Mukwege réclame une justice crédible
Pour Denis Mukwege, la commémoration ne doit plus s’arrêter au souvenir. Il demande l’application des recommandations du Mapping et des enquêtes sur les crimes commis depuis trois décennies.
Il propose notamment une juridiction pénale spéciale ou internationalisée, ainsi que des chambres mixtes ou hybrides. Son objectif est de garantir quatre droits : vérité, justice, réparation et non-répétition.
La mémoire contre l’impunité
Le sens caché de cette commémoration dépasse Kasika. Elle pose une question institutionnelle : une société peut-elle construire une paix durable sans traiter les crimes qui ont marqué son histoire ?

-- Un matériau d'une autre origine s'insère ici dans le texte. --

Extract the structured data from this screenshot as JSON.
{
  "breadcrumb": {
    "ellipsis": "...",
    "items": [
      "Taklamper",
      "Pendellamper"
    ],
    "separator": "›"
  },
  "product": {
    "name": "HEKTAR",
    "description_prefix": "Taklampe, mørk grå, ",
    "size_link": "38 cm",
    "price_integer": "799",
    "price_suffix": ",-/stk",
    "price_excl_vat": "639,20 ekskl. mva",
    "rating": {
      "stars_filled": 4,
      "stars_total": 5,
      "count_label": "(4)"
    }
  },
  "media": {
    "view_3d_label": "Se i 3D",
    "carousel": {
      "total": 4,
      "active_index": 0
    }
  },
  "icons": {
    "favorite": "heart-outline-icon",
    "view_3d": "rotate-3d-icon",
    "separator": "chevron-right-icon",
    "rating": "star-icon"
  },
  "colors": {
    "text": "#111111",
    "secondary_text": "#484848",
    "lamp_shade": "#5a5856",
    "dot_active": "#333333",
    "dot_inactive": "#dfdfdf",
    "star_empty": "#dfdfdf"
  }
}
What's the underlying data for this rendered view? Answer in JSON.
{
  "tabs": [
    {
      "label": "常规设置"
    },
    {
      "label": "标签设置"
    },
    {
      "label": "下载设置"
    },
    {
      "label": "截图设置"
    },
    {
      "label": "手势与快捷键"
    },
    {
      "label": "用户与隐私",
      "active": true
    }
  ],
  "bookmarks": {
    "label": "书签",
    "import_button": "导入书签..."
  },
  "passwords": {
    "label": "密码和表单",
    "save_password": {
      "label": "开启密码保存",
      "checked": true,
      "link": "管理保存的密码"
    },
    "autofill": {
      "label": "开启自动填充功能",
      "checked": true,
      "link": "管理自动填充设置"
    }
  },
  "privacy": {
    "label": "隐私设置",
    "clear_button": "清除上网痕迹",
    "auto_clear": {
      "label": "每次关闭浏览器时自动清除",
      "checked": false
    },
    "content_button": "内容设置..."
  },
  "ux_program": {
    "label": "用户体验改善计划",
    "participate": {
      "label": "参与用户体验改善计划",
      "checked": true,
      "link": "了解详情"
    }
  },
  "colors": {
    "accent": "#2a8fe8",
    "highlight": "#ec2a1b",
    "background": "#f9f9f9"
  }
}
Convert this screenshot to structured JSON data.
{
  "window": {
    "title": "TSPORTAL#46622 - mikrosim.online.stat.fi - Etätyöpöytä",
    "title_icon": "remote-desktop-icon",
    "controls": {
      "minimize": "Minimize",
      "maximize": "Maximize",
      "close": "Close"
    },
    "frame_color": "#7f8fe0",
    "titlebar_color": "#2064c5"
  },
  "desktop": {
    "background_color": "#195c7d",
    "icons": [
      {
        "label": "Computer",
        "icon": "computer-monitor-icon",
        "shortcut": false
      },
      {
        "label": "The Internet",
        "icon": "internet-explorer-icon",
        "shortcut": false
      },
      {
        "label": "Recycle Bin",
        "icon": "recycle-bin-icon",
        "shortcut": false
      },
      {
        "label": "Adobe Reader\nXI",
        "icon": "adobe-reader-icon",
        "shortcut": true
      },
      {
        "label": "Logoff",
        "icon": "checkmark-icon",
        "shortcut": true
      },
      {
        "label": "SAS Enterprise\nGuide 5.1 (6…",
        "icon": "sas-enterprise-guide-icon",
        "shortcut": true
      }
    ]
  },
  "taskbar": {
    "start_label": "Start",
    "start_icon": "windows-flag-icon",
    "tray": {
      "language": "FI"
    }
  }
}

Primo Levi rappelait une idée essentielle : « Il est arrivé, donc il peut arriver de nouveau. » Cette pensée donne une portée universelle au drame congolais. La mémoire ne devient utile que lorsqu’elle protège l’avenir.
Un enjeu qui dépasse la RDC
Le dossier touche aussi aux relations régionales et à la crédibilité du droit international. Pour Mukwege, l’impunité nourrit la répétition des violences. La justice devient donc un instrument de prévention, autant qu’un moyen de réparation.
Vingt-huit ans après Kasika, l’enjeu reste clair : transformer le souvenir en action. La RDC et ses partenaires internationaux sauront-ils enfin faire de la mémoire des victimes un véritable mécanisme de justice et de non-répétition ?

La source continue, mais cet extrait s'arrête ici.